Tuesday, February 1, 2011

Cochon Butcher

Have been intrigued this week by word of the Cochon Butcher's mini-king cakes. Since we don't do king cakes in my office, my king cake exposure is fairly limited. Sure, I can buy one from Haydel's or Sucre, or Rouses, but there's no way we can eat an entire full sized one.

Enter Cochon Butcher- their mini king cakes are perfect for 2 people! Also, instead of a plastic baby to put in, they provide a wee rubber piggy! Aw, it's cute.


(photo courtesy of NOLA.com)

There's actually a whole mini king cake trend happening this year, apparently. I still gotta get my hands on the Hubig king cake.

So last night I stopped by to investigate the king cake situation there, and ended up buying 2, because I was hungry and indecisive. Got the cinnamon (which is the most traditional, no filling kind) and the chocolate filled one. I needed to kill some time before picking Tom up from work, so I sat at the bar and had a Miss Piggy Does Bourbon Street cocktail- their homemade cherry lemonade with their own cherry bounce. Dang, it's so good that I had two. Not a bad night, start the evening with a couple cherry bounce lemonades and end it in jammies eating 2 different kinds of king cake.

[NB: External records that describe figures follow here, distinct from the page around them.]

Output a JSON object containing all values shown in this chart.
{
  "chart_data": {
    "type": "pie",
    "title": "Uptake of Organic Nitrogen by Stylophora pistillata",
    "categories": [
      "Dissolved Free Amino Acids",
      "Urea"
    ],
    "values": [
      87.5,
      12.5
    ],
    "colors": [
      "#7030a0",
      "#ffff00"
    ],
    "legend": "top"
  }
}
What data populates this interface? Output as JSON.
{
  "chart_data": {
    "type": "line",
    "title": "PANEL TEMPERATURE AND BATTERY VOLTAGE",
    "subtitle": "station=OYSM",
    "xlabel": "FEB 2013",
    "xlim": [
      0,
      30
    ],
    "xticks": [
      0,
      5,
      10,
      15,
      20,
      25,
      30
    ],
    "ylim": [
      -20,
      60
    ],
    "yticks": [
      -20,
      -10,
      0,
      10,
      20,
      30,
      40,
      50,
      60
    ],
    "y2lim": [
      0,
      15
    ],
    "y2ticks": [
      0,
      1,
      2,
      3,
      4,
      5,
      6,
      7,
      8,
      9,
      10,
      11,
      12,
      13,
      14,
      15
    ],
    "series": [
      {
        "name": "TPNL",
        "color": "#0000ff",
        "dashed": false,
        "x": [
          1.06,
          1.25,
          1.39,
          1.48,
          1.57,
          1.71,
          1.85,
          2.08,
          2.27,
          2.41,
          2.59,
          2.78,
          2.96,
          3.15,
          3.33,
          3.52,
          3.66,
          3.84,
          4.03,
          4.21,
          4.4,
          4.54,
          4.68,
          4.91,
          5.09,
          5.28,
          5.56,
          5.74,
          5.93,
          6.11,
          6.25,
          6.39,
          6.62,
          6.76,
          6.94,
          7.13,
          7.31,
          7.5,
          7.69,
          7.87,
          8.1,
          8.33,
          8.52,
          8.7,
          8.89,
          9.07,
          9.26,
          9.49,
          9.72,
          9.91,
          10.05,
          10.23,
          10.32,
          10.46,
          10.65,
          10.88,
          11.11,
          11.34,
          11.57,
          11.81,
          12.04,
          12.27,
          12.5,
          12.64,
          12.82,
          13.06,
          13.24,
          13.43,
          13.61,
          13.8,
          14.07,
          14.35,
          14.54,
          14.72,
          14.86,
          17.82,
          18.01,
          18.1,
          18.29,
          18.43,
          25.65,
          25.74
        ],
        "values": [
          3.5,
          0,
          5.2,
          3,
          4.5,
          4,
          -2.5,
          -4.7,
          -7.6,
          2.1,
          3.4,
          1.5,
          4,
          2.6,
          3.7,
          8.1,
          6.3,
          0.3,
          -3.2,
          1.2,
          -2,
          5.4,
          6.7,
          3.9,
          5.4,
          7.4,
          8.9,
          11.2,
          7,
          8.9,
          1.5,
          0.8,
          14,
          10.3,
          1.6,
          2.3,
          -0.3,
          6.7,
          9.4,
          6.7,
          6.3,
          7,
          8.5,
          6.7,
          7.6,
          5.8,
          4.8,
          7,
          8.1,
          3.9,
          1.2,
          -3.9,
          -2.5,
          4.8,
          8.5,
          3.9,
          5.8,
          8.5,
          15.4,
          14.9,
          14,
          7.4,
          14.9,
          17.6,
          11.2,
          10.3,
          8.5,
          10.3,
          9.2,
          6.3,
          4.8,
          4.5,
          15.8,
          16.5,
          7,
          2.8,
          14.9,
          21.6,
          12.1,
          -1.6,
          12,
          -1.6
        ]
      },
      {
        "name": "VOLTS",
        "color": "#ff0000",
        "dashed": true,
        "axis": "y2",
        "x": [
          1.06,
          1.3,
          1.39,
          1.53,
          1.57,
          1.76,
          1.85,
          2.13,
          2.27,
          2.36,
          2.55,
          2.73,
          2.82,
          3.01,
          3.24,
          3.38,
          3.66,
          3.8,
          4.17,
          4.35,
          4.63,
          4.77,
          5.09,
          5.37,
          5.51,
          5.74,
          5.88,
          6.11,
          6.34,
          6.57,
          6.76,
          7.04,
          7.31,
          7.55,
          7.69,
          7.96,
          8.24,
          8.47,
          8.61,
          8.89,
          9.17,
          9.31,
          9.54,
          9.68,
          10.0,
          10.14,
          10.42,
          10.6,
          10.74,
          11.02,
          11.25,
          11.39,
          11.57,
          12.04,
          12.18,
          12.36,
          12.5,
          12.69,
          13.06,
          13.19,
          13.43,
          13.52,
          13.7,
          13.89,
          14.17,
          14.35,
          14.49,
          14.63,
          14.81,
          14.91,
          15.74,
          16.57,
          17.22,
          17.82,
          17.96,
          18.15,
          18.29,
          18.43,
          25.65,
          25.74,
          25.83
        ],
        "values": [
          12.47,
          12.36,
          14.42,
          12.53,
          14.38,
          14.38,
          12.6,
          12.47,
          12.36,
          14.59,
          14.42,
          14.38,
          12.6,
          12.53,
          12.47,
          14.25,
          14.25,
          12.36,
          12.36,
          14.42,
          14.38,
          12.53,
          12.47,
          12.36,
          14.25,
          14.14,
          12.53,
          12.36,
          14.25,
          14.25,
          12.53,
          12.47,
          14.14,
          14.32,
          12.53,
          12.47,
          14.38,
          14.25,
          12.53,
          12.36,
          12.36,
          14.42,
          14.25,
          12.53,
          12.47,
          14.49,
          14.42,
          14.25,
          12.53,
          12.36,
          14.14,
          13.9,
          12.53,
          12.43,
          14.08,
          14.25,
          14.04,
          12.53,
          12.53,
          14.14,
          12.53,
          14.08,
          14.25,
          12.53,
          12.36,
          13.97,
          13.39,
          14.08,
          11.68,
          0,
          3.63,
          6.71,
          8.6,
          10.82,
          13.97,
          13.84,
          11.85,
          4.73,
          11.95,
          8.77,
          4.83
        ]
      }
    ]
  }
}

Because I love chocolate, I really liked the chocolate filled one- it was basically high quality chocolate melted and poured into the center and hardened up. Nom. Didn't overwhelm the flavor of the cake itself. I kinda ate up most of the chocolate one and didn't have a lot of room left for the cinnamon one- but it was good. Spicy, yeasty, delicious.

Tonight, we weren't in the mood to cook or shop or go to a fancy place, so we stopped at the Butcher again, this time for dinner. I, of course, had a couple of the Miss Piggy Cocktails. Tom got the pastrami sandwich grilled up nice with sauerkraut and cheese. He enjoyed it, especially the bits of the meat and cheese that got a little crunchy from the grilling.

I had 2 small plates- their mac & cheese with pancetta, a dish I have had and loved before, as well as a special I snagged before it got 86'd- their duck & dumplings. Like chicken & dumplings but with duck. And DAMN THAT IS GOOD STUFF. If you ever see it on their specials, jump on board!

Got the last strawberry cream filled king cake to take home with us. I just had a piece and will have another as soon as I am finished with this blog entry- the strawberry filling is really good- it actually tastes like strawberries, but doesn't overwhelm the classic king cake flavor.

The only flavor I have left at Cochon Butcher is the praline, and I'm sure we'll get to that before the week is out.

Rest assured, I am doing all I can to sample as much king cake I can for your edification this Carnival season.